You have the wrong direction for the pseudo force.

3. Sep 6, 2010

### zorro

Since the supporting surface is accelerating down the plane, if we observe from this reference frame, a pseudo force -ma acts on the sphere ...i.e. ma is directed up the plane.
Where am I wrong?

4. Sep 6, 2010

### Staff: Mentor

Why do you think the support surface is accelerating down the plane?

5. Sep 6, 2010

### zorro

It is understood. To avoid the sphere from rolling down, it must accelerate down the plane.

6. Sep 6, 2010

### Staff: Mentor

Think of it this way. If the surface didn't move, the cylinder would roll down the incline.
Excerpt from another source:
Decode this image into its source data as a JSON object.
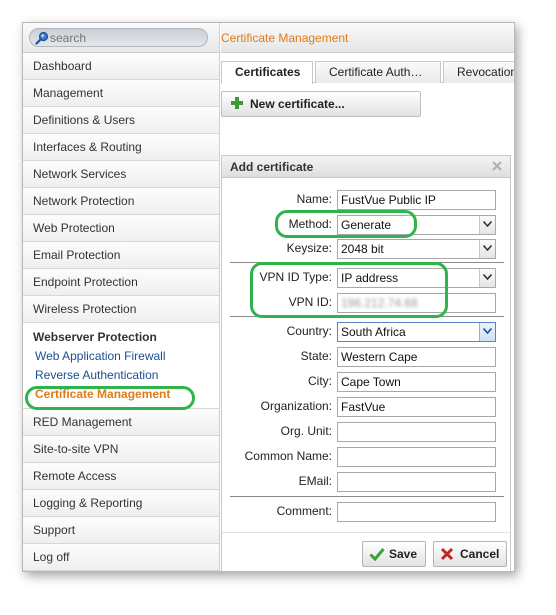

There's a certain friction force acting up the plane that causes it to roll.

To make the center of gravity stationary, we need to increase that friction force. We do that by pulling the surface upwards, dragging the cylinder surface along. We're not trying to stop the cylinder from rotating, just from translating.

7. Sep 6, 2010

### zorro

Which frictional force are you talking about? Is it rolling friction or sliding friction?
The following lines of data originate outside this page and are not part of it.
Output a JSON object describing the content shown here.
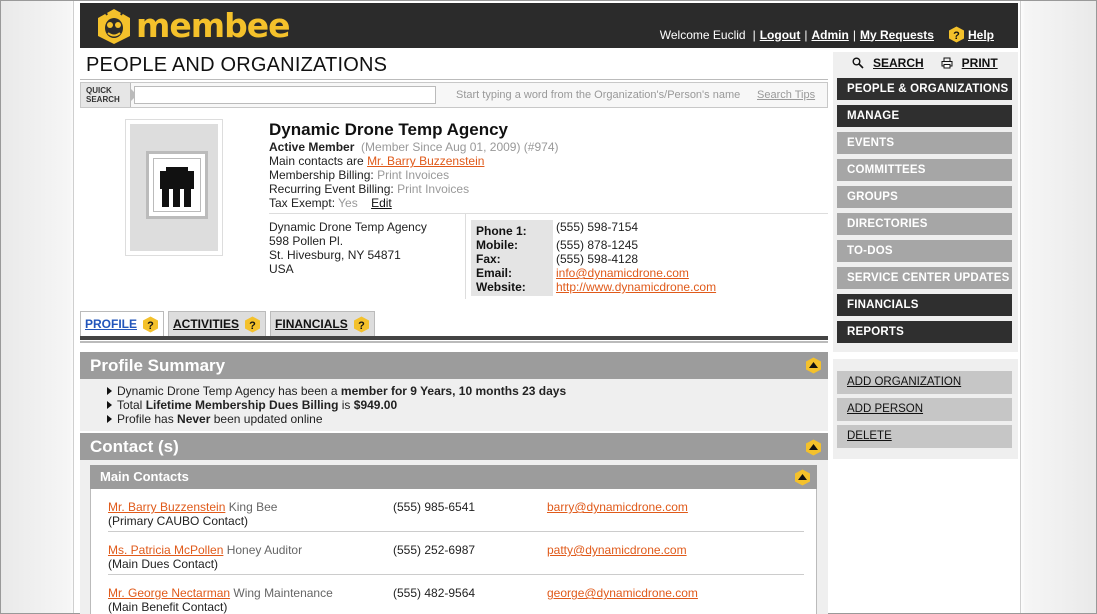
{
  "app": {
    "logo_text": "membee",
    "accent": "#f4c12b"
  },
  "topnav": {
    "welcome": "Welcome Euclid",
    "logout": "Logout",
    "admin": "Admin",
    "my_requests": "My Requests",
    "help": "Help"
  },
  "page_title": "PEOPLE AND ORGANIZATIONS",
  "quick_search": {
    "tag_line1": "QUICK",
    "tag_line2": "SEARCH",
    "value": "",
    "hint": "Start typing a word from the Organization's/Person's name",
    "tips": "Search Tips"
  },
  "org": {
    "name": "Dynamic Drone Temp Agency",
    "status": "Active Member",
    "member_since": "(Member Since Aug 01, 2009) (#974)",
    "main_contacts_label": "Main contacts are",
    "main_contacts_value": "Mr. Barry Buzzenstein",
    "membership_billing_label": "Membership Billing:",
    "membership_billing_value": "Print Invoices",
    "recurring_billing_label": "Recurring Event Billing:",
    "recurring_billing_value": "Print Invoices",
    "tax_exempt_label": "Tax Exempt:",
    "tax_exempt_value": "Yes",
    "edit": "Edit",
    "address": [
      "Dynamic Drone Temp Agency",
      "598 Pollen Pl.",
      "St. Hivesburg, NY 54871",
      "USA"
    ],
    "contact_labels": [
      "Phone 1:",
      "Mobile:",
      "Fax:",
      "Email:",
      "Website:"
    ],
    "contact_values": {
      "phone1": "(555) 598-7154",
      "mobile": "(555) 878-1245",
      "fax": "(555) 598-4128",
      "email": "info@dynamicdrone.com",
      "website": "http://www.dynamicdrone.com"
    }
  },
  "tabs": [
    {
      "label": "PROFILE",
      "active": true
    },
    {
      "label": "ACTIVITIES",
      "active": false
    },
    {
      "label": "FINANCIALS",
      "active": false
    }
  ],
  "profile_summary": {
    "title": "Profile Summary",
    "line1_pre": "Dynamic Drone Temp Agency has been a",
    "line1_bold": "member for 9 Years, 10 months 23 days",
    "line2_pre": "Total",
    "line2_bold": "Lifetime Membership Dues Billing",
    "line2_mid": "is",
    "line2_amount": "$949.00",
    "line3_pre": "Profile has",
    "line3_bold": "Never",
    "line3_post": "been updated online"
  },
  "contacts": {
    "title": "Contact (s)",
    "main_title": "Main Contacts",
    "rows": [
      {
        "name": "Mr. Barry Buzzenstein",
        "role": "King Bee",
        "type": "(Primary CAUBO Contact)",
        "phone": "(555) 985-6541",
        "email": "barry@dynamicdrone.com"
      },
      {
        "name": "Ms. Patricia McPollen",
        "role": "Honey Auditor",
        "type": "(Main Dues Contact)",
        "phone": "(555) 252-6987",
        "email": "patty@dynamicdrone.com"
      },
      {
        "name": "Mr. George Nectarman",
        "role": "Wing Maintenance",
        "type": "(Main Benefit Contact)",
        "phone": "(555) 482-9564",
        "email": "george@dynamicdrone.com"
      }
    ]
  },
  "sidebar": {
    "search": "SEARCH",
    "print": "PRINT",
    "nav": [
      {
        "label": "PEOPLE & ORGANIZATIONS",
        "dark": true
      },
      {
        "label": "MANAGE",
        "dark": true
      },
      {
        "label": "EVENTS",
        "dark": false
      },
      {
        "label": "COMMITTEES",
        "dark": false
      },
      {
        "label": "GROUPS",
        "dark": false
      },
      {
        "label": "DIRECTORIES",
        "dark": false
      },
      {
        "label": "TO-DOS",
        "dark": false
      },
      {
        "label": "SERVICE CENTER UPDATES",
        "dark": false
      },
      {
        "label": "FINANCIALS",
        "dark": true
      },
      {
        "label": "REPORTS",
        "dark": true
      }
    ],
    "actions": [
      "ADD ORGANIZATION",
      "ADD PERSON",
      "DELETE"
    ]
  }
}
And applying your idea, what will be the equation?

8. Sep 6, 2010

### Staff: Mentor

Neither--it's static friction since there is no sliding.
The equation you had is fine. Just correct the direction of the pseudo force.

9. Sep 6, 2010

### zorro

1 thing I wanted to make clear is - Which friction do we increase by pulling the surface upwards- is it rolling friction? If yes, then how can increasing this friction stop the cylinder from translating? And when we're trying to stop the cylinder from translating, does it rotate about the point of contact (fixed)?

10. Sep 6, 2010

### Staff: Mentor

No. Rolling friction has nothing to do with this problem. (We're ignoring it.) The friction that makes a ball roll down an incline, instead of just slide, is static friction.
The point of contact of the cylinder is momentarily at rest with respect to surface.

11. Sep 6, 2010

### zorro

This is what I understood. Tell me if I'm wrong anywhere.
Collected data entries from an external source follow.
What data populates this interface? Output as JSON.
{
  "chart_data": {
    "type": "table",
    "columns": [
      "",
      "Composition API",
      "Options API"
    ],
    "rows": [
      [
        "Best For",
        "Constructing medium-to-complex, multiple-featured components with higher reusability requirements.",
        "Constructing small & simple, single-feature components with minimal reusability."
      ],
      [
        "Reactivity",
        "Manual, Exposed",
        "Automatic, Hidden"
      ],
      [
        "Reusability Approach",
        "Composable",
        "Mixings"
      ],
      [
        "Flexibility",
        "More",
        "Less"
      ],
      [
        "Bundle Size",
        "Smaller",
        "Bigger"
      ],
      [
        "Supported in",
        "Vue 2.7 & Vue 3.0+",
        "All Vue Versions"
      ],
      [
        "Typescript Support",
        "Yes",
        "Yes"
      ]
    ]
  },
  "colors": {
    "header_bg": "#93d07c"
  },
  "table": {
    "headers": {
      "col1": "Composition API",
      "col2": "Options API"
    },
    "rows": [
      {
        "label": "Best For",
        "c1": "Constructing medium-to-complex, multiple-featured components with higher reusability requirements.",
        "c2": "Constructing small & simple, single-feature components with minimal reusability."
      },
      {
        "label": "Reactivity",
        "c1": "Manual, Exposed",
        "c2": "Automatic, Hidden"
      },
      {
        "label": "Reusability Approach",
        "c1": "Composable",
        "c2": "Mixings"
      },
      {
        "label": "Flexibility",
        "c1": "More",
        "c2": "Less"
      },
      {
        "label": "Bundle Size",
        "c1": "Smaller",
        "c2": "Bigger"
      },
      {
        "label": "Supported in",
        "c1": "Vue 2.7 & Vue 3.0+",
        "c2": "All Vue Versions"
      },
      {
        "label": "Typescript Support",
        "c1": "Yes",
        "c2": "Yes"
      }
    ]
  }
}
The static frictional force acting up the plane produces a torque about the centre of mass - which causes the cylinder to roll down the plane. When we increase this frictional force by pulling the surface upwards, the tendency of the cylinder to roll down the surface increases but that of sliding down the surface decreases. In a nutshell, the static frictional force is responsible for both translational and rotational motion of the cylinder.

12. Sep 6, 2010

### Staff: Mentor

Good! Here's how I would put it. The static friction produces a torque about the center of mass, causing the cylinder to rotate. The net force on the cylinder, a combination of gravity down the incline and friction, produces the translational acceleration of the cylinder. By accelerating the surface upwards, we increase the friction up to the point where it just equals the gravitational force down the incline, making the net force equal to zero.

13. Sep 7, 2010

### zorro

thanx alot sir.